I'd never seen The Wiz before, unlike the majority of the mostly young, mostly black audience, who sang along with the cast and cheered on Diana Ross as she transformed from a shy Bronx kindergarten teacher ("24, and never been south of 125th street" to a kick-ass heroine who could sprint in vertiginous sparkly heels. There was something magical about being there in the heart of Brooklyn, and watching the action unfurl amidst a dystopian Coney Island playground (the Tin Man's comment that there's "nothing amusing about the closure of an amusement park" was met with howls of agreement) and to see the yellow brick road span across a neon-lit Brooklyn Bridge.

But it was Michael we were here to see. Almost unrecognisable until he let rip into song, his nineteen year old face is covered in make-up and his dancer's frame is padded out with straw and apt quotations. It's a more benign disguise than the one that the singer later carves out of his own skin, and it doesn't hinder the mad capering and knife-like physical precision that makes him so mesmerising to watch. There are whoops and screams and hollers throughout, but it's near the very end that the crowd explode. After discovering that the great Wiz is a fraud Michael, as the supposedly brainless scarecrow, finally comes up with his own aphorism: "Success, fame, and fortune, they're all illusions. All there is that is real is the friendship that two can share." It's a painfully, preternaturally apt realisation from a man who seemed so miserably alone in his own glittering Emerald City.

After the credits role the crowds surge upstairs to the 'all-night dance party', many belting out showtunes on the way. It's only then that I realise that people have been stood up at the back throughout the two and a half hour movie. Upstairs it's back-to-back Michael Jackson hits.

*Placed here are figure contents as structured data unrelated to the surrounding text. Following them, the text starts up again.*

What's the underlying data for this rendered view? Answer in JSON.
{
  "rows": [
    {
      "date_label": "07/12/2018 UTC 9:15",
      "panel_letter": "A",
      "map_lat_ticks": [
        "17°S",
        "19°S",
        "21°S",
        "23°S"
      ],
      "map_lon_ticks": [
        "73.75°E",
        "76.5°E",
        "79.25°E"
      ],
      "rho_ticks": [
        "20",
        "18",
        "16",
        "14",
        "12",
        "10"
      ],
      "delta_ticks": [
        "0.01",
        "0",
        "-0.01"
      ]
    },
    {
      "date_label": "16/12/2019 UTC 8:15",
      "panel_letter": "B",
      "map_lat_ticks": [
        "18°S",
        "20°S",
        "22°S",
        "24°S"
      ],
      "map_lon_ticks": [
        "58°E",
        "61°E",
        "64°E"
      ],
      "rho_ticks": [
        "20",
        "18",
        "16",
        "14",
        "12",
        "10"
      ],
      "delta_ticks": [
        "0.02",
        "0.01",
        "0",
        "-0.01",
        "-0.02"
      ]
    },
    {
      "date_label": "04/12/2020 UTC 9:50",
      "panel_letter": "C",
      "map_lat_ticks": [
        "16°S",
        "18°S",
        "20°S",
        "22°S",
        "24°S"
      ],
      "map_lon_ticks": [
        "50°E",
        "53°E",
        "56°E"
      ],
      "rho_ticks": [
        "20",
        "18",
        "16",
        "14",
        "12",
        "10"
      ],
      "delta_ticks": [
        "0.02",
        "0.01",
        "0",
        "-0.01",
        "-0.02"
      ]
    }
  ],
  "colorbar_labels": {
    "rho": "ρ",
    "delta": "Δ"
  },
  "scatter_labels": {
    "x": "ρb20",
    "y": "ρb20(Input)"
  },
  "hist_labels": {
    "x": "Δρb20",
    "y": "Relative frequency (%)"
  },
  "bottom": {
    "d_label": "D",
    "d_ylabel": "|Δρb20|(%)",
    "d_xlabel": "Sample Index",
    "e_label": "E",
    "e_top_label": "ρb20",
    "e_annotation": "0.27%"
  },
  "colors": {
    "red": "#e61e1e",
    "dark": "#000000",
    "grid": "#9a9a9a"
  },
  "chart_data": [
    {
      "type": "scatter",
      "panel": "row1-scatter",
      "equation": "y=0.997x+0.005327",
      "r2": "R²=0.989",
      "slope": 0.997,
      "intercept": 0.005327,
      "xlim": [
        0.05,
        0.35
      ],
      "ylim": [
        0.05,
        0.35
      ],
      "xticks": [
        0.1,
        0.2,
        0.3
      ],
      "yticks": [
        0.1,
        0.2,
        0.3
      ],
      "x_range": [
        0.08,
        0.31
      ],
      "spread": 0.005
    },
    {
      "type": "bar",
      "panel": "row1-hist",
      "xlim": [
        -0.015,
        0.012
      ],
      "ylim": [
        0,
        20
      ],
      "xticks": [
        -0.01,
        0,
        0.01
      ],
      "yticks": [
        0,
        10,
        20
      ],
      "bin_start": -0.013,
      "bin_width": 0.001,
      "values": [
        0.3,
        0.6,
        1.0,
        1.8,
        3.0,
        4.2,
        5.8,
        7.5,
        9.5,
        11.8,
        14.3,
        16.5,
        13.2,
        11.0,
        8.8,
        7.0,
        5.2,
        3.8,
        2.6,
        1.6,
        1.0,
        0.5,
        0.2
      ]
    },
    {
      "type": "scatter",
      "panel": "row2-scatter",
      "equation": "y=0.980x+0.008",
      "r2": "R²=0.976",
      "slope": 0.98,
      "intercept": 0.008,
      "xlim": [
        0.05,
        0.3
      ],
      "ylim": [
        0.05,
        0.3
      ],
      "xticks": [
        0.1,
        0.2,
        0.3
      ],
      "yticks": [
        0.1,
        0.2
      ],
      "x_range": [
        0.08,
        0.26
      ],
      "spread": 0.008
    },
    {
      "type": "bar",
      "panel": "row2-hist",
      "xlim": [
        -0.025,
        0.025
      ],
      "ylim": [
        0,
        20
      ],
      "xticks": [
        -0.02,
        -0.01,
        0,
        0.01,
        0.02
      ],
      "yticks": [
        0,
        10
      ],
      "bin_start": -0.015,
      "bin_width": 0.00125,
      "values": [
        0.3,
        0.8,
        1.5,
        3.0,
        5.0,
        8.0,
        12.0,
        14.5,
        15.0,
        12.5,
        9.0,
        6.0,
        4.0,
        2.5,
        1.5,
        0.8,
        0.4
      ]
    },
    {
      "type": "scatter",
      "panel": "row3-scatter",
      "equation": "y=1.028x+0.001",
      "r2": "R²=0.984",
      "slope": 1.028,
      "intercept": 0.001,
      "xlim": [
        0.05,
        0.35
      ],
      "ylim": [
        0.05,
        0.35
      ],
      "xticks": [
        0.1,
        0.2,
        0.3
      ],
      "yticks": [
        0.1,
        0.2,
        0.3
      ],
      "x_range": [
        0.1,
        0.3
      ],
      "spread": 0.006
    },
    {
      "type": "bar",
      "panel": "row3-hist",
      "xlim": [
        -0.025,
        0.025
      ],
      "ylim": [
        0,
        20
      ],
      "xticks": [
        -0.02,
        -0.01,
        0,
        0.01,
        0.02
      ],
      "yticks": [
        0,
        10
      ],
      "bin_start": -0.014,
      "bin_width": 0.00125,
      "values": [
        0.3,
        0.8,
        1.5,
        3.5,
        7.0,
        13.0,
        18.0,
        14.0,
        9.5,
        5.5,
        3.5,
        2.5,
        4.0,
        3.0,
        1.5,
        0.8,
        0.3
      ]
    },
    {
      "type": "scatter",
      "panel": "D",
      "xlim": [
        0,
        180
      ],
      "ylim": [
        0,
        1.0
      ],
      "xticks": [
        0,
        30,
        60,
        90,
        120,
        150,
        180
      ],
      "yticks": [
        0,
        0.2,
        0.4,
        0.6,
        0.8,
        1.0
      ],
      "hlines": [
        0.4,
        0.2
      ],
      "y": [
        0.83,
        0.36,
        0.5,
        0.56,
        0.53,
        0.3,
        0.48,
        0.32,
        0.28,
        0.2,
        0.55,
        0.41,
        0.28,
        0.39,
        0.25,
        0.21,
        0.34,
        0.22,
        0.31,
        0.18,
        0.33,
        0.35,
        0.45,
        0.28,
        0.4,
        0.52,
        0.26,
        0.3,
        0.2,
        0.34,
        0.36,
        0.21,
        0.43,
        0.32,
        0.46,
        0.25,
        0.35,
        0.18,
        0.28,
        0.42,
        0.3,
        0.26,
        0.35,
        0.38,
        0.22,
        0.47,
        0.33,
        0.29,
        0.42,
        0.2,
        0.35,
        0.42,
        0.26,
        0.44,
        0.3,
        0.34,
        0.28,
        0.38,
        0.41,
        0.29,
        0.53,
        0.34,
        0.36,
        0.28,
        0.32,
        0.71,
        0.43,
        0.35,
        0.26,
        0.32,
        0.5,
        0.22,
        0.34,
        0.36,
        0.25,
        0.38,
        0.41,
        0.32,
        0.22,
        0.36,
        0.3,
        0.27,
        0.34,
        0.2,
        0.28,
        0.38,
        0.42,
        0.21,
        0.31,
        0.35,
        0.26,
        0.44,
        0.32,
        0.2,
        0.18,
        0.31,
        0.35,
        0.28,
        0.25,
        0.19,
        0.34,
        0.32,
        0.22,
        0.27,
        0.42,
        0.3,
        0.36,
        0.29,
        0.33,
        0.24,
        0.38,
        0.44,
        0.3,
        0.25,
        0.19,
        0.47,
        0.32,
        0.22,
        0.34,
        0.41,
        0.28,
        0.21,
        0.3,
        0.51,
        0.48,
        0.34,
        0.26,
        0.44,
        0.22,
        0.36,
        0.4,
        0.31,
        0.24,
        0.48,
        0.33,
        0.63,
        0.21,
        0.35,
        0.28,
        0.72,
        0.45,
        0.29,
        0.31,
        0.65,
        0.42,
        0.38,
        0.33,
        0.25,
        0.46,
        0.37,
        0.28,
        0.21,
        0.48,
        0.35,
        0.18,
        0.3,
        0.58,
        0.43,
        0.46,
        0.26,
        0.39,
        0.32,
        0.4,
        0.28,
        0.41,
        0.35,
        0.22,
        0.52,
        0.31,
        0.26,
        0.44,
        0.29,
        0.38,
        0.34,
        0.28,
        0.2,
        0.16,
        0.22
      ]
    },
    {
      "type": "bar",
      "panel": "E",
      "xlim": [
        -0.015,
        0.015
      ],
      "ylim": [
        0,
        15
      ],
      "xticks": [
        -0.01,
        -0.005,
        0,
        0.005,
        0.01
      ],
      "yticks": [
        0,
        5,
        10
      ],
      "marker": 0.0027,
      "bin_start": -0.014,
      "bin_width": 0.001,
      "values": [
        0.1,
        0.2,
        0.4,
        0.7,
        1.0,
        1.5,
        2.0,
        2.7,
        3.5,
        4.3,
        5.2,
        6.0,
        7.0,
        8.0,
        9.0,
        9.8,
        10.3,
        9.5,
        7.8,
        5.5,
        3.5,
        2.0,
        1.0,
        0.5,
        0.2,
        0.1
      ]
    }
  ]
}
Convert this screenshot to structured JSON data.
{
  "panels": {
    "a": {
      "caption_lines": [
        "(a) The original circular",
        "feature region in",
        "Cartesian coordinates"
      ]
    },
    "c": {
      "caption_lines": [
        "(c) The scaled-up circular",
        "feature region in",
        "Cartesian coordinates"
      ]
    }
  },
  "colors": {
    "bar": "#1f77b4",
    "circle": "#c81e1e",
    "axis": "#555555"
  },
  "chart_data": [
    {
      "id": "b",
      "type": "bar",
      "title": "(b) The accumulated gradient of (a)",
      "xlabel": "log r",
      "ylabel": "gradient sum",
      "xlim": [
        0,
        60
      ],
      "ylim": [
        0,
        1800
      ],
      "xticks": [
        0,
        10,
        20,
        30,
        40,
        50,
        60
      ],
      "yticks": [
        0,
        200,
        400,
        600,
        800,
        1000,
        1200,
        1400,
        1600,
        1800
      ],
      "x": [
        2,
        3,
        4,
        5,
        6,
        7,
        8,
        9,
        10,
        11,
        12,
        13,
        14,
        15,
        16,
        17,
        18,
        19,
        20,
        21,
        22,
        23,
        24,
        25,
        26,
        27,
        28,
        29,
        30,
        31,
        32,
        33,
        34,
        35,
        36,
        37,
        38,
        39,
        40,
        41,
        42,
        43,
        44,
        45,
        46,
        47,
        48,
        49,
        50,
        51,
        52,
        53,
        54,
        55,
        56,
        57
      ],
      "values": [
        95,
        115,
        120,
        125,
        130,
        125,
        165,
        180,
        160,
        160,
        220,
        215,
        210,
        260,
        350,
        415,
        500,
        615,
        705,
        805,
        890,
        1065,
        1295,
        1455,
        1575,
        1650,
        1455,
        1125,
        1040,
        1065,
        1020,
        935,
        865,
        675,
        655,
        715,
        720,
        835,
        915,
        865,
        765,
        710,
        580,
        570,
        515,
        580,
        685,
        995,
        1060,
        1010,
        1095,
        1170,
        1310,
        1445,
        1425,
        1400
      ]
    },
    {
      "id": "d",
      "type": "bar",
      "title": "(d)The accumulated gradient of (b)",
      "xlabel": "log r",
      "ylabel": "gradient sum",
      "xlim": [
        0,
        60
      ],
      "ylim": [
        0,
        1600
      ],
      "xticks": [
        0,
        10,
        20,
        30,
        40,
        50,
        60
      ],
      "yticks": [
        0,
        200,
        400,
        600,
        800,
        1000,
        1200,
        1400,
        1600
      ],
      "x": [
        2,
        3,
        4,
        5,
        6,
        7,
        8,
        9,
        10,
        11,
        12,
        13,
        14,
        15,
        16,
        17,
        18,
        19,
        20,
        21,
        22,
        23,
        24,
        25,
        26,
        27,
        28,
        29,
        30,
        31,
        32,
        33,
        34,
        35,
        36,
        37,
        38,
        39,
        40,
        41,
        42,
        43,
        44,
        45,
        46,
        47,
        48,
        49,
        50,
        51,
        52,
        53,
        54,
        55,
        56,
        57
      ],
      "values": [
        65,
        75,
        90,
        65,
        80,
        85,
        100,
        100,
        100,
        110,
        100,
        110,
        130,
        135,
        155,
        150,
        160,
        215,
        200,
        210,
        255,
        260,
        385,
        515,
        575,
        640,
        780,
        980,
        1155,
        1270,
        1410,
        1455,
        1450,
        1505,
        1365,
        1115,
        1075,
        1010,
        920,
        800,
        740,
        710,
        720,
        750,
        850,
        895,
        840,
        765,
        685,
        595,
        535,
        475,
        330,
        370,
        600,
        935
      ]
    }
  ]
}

With all the media hype about collective emotion and false grief there's something genuinely touching about watching a room full of people - most of whom were too young to remember Jackson as the revolutionary black artist to break through MTV's racial apartheid - dancing to Billie Jean and singing their hearts out.

You could tell we weren't in London anymore, because there wasn't a single joke about blowing bubbles.